Cela faisait 75 ans que la fromagerie l’Etoile du Vercors, propriété de Lactalis, rejette ses eaux polluées dans l’Isère en toute impunité. Lactalis a enfin été condamnée par le Tribunal correctionnel de Grenoble à payer 100 000 euros d’amende. Un premier pas pour les associations environnementales qui souhaitent surtout que les pollutions cessent.
Depuis 1942, la fromagerie Etoile du Vercors déverse en continu 4L/seconde de substances polluantes dans l’Isère, affluent du Sud-Est de la France. Chaque année, ce sont ainsi 200 tonnes d’eaux polluées qui sont rejetés dans le cours d’eau, dont 28 substances chimiques comme l’Hypochlorite de soude 47/50, un extrait de javel très toxique pour les organismes aquatiques, ou encore le PENNGAR NPH, un nettoyant liquide acide oxygéné, utilisé par l’industrie agro-alimentaire pour son action dégraissante et oxydante.

Après un bras de fer juridique, le tribunal correctionnel de Grenoble a donné raison aux associations de protection de l’environnement en condamnant ce lundi 8 avril son propriétaire Lactalis à payer 100 000 euros d’amende, dont 50 000 euros avec sursis, pour « jet ou abandon de déchets dans les eaux superficielles ou souterraines » et à 5 000 euros d’amende pour « exploitation d’une installation classée sans respecter les mesures prescrites par arrêté pour la protection de l’environnement ».
Car derrière ce fromage à l’apparence authentique, qui respire bon le produit du terroir, se cachait bien le géant Lactalis suite au rachat de la fromagerie en 2011, un bel exemple de « craftwashing ». Comme l’explique notre confrère helvète En vert et contre tout, cette technique utilisée par les grands groupes consister à imiter les codes du « fait maison » ou de l’artisanat, voire à carrément racheter des entreprises locales, pour déconstruire l’image négative et industrielle de la grande distribution et des multinationales.

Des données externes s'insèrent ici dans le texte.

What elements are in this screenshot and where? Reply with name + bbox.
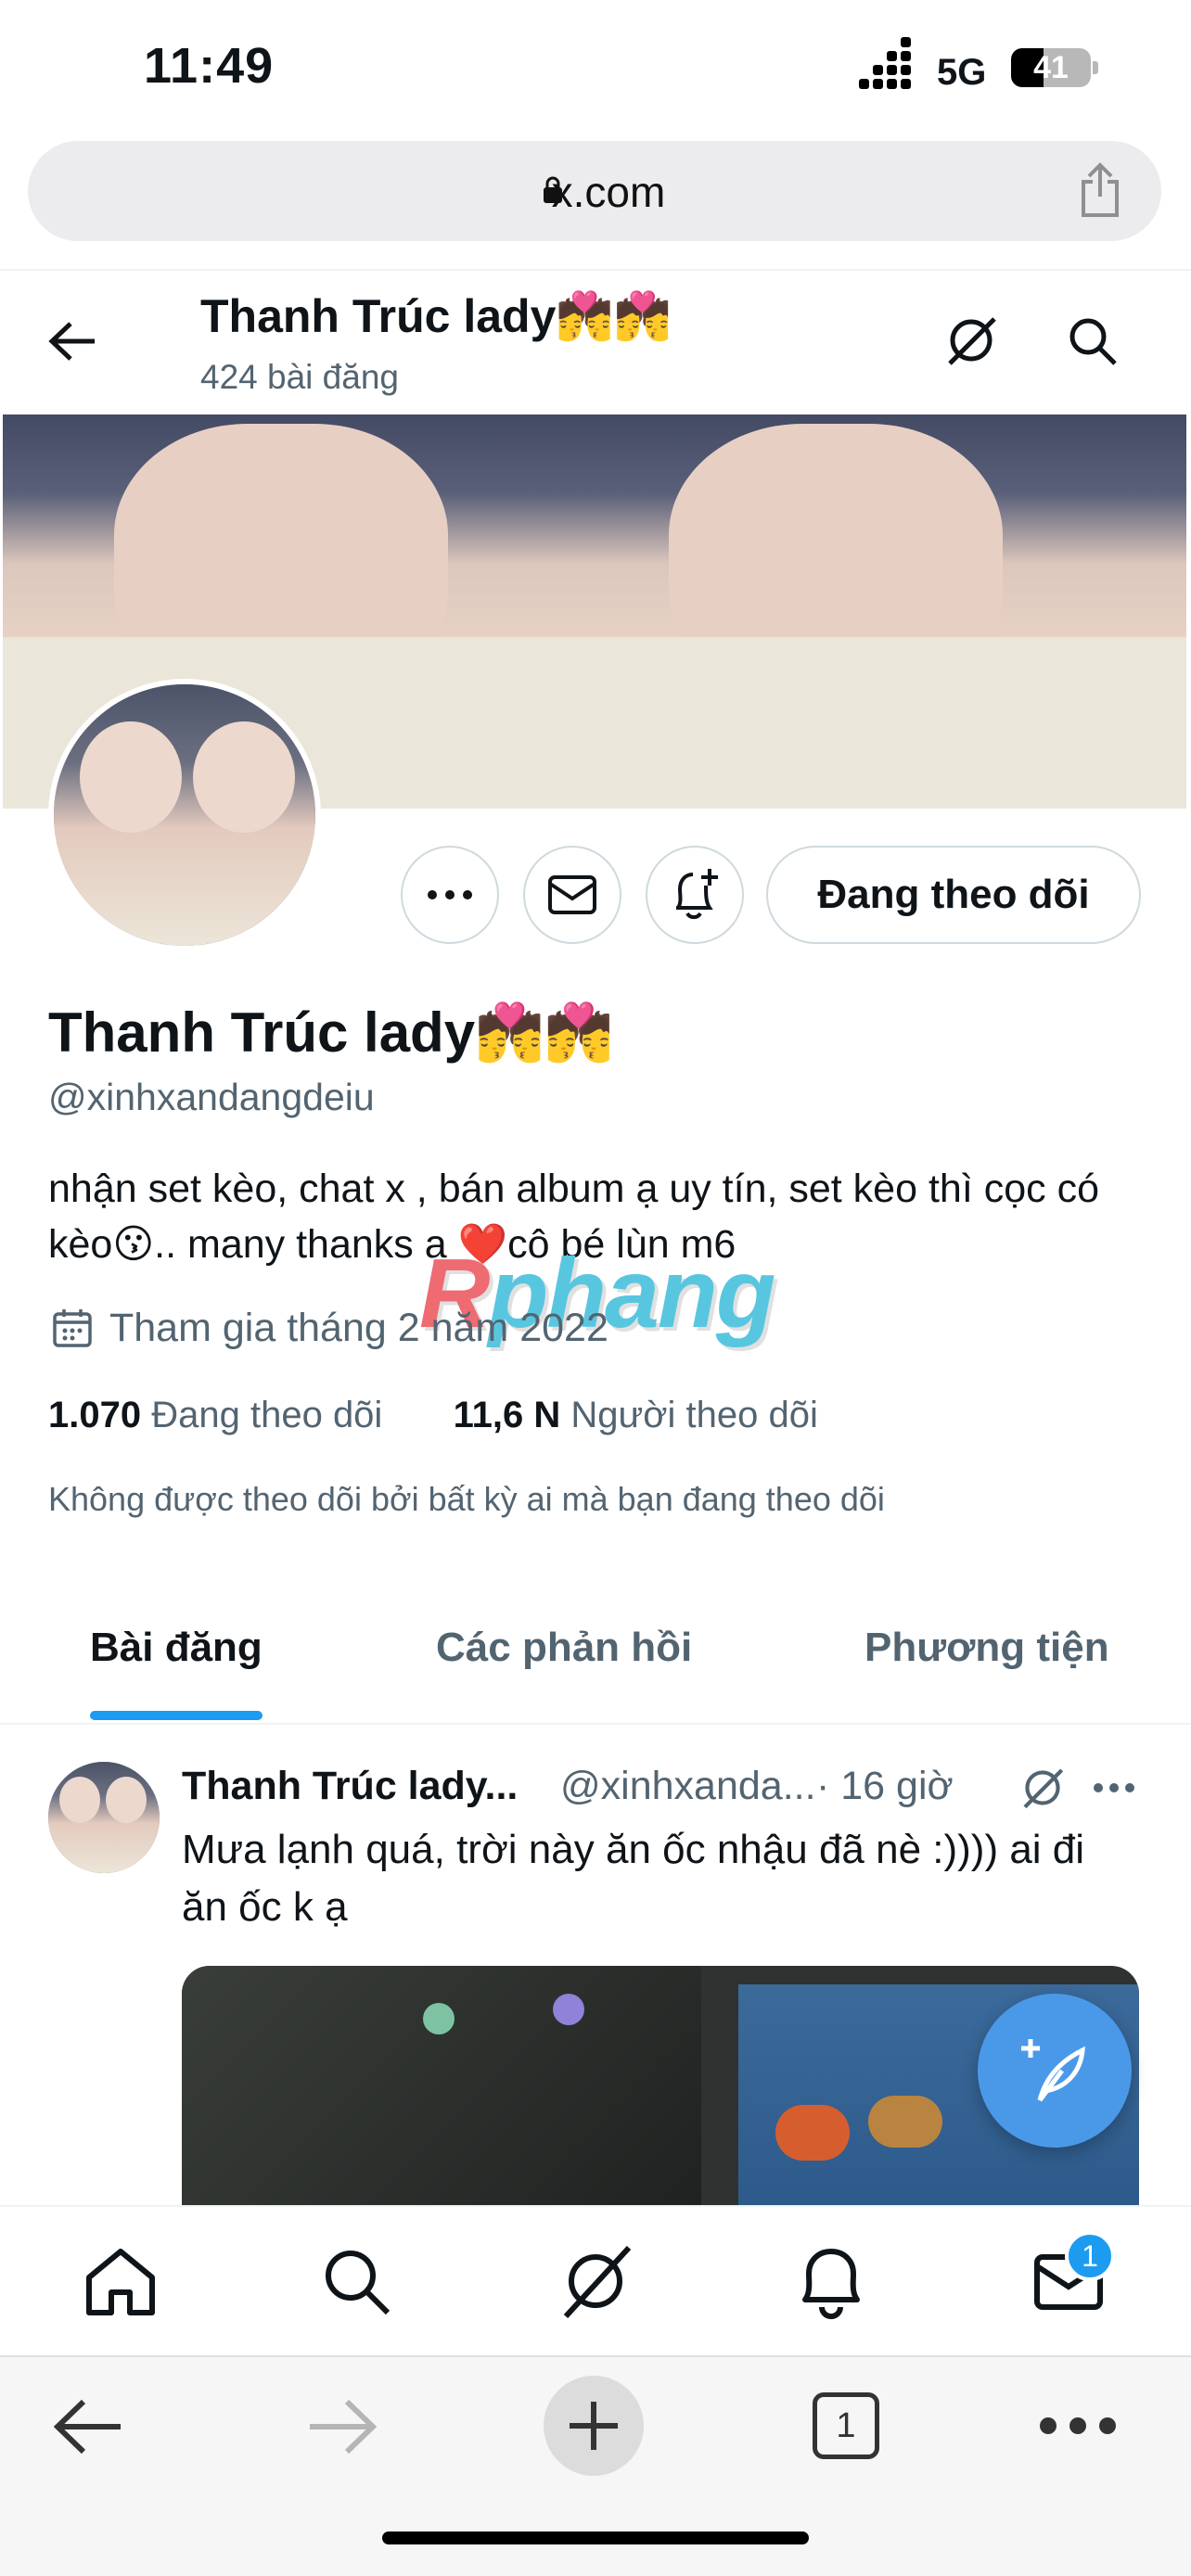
header-post-count: 424 bài đăng [200,358,399,396]
more-options-button[interactable] [401,846,499,944]
compose-feather-icon [1021,2039,1085,2102]
tab-switcher-button[interactable]: 1 [813,2392,879,2459]
compose-post-button[interactable] [978,1994,1132,2148]
network-type: 5G [937,52,987,93]
browser-forward-icon[interactable] [306,2398,377,2455]
notifications-icon[interactable] [792,2242,870,2320]
share-icon[interactable] [1076,161,1124,219]
search-icon[interactable] [1067,315,1119,367]
header-title: Thanh Trúc lady💏💏 [200,290,672,342]
search-icon[interactable] [317,2242,395,2320]
bottom-navigation [0,2205,1191,2353]
post-author-name[interactable]: Thanh Trúc lady... [182,1764,518,1809]
bell-plus-icon [676,869,718,920]
grok-icon[interactable] [557,2242,634,2320]
battery-cap [1093,61,1098,74]
mail-icon [548,875,596,914]
post-more-icon[interactable] [1093,1782,1135,1793]
following-count: 1.070 [48,1395,142,1435]
tab-replies[interactable]: Các phản hồi [436,1625,692,1671]
tab-media[interactable]: Phương tiện [864,1625,1109,1671]
battery-icon: 41 [1011,48,1091,87]
address-bar[interactable]: x.com [28,141,1161,241]
messages-badge: 1 [1065,2231,1115,2281]
more-icon [428,890,472,899]
url-text: x.com [551,168,666,216]
post-avatar[interactable] [48,1762,160,1873]
plus-icon [570,2402,618,2450]
post-author-handle[interactable]: @xinhxanda... [560,1764,816,1809]
notify-button[interactable] [646,846,744,944]
signal-icon [859,37,920,91]
profile-avatar[interactable] [48,679,321,951]
message-button[interactable] [523,846,621,944]
browser-back-icon[interactable] [54,2398,124,2455]
divider [0,1723,1191,1725]
followers-link[interactable]: 11,6 N Người theo dõi [454,1395,818,1435]
profile-handle: @xinhxandangdeiu [48,1076,375,1118]
home-indicator [382,2531,809,2544]
home-icon[interactable] [82,2242,160,2320]
grok-icon[interactable] [1020,1766,1065,1810]
grok-icon[interactable] [944,313,998,367]
active-tab-indicator [90,1711,263,1720]
post-text: Mưa lạnh quá, trời này ăn ốc nhậu đã nè … [182,1827,1085,1930]
following-button[interactable]: Đang theo dõi [766,846,1141,944]
following-label: Đang theo dõi [151,1395,383,1435]
post-timestamp[interactable]: · 16 giờ [816,1764,954,1809]
battery-level: 41 [1033,50,1069,85]
not-followed-note: Không được theo dõi bởi bất kỳ ai mà bạn… [48,1480,885,1518]
calendar-icon [53,1309,92,1347]
following-link[interactable]: 1.070 Đang theo dõi [48,1395,382,1435]
followers-label: Người theo dõi [570,1395,818,1435]
back-arrow-icon[interactable] [48,320,96,363]
status-time: 11:49 [144,38,275,94]
tab-posts[interactable]: Bài đăng [90,1625,263,1671]
join-date: Tham gia tháng 2 năm 2022 [109,1306,608,1350]
browser-menu-icon[interactable] [1039,2417,1117,2435]
follow-stats: 1.070 Đang theo dõi 11,6 N Người theo dõ… [48,1395,818,1436]
new-tab-button[interactable] [544,2376,644,2476]
profile-display-name: Thanh Trúc lady💏💏 [48,1001,614,1064]
followers-count: 11,6 N [453,1395,561,1435]
divider [0,269,1191,271]
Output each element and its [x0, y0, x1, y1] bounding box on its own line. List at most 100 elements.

Jouant sur l’aspect traditionnel et sympathique du produit, les fromages de l’Etoile du Vercors cachaient en fait une pollution désastreuse pour l’environnement. Lactalis devra aussi dédommager 55 000 € à l’ensemble des parties civiles pour les préjudices subis, dont France Nature Environnement et la FRAPNA Isère. Pour les associations plaignantes, cette première victoire est un soulagement, mais n’est malheureusement pas à la hauteur des 500 000€ d’amende souhaités pour faire de cette condamnation un exemple dissuasif auprès d’autres industriels polluants.
« C’est à la fois une victoire et un constat d’échec, car si la justice et ses répercussions médiatiques semblent pouvoir inciter ce géant du monde économique à enfin respecter la réglementation environnementale, la pollution n’a pour l’heure pas cessé. Ce groupe industriel préfère-t-il payer des amendes pour pollution, plutôt que de se mettre en règle ? Lactalis a les moyens de prendre les mesures qu’il faut dès demain pour arrêter de polluer ce cours d’eau et il faut le faire savoir ! », explique Anne Roques, juriste à France Nature Environnement.
Plutôt que de se rallier à la station d’épuration locale, bien plus logique en termes d’économies de ressources, la fromagerie « L’Etoile du Vercors » s’est battue avec le maire de Saint-Just-de-Claix, Joël O’Baton, pour construire sa propre station d’épuration. De guerre lasse, l’élu a finalement cédé début avril face à la pression des services de l’Etat. Pour l’instant, les rejets toxiques continuent. Lactalis a jusqu’au 28 septembre 2019 pour les arrêter définitivement.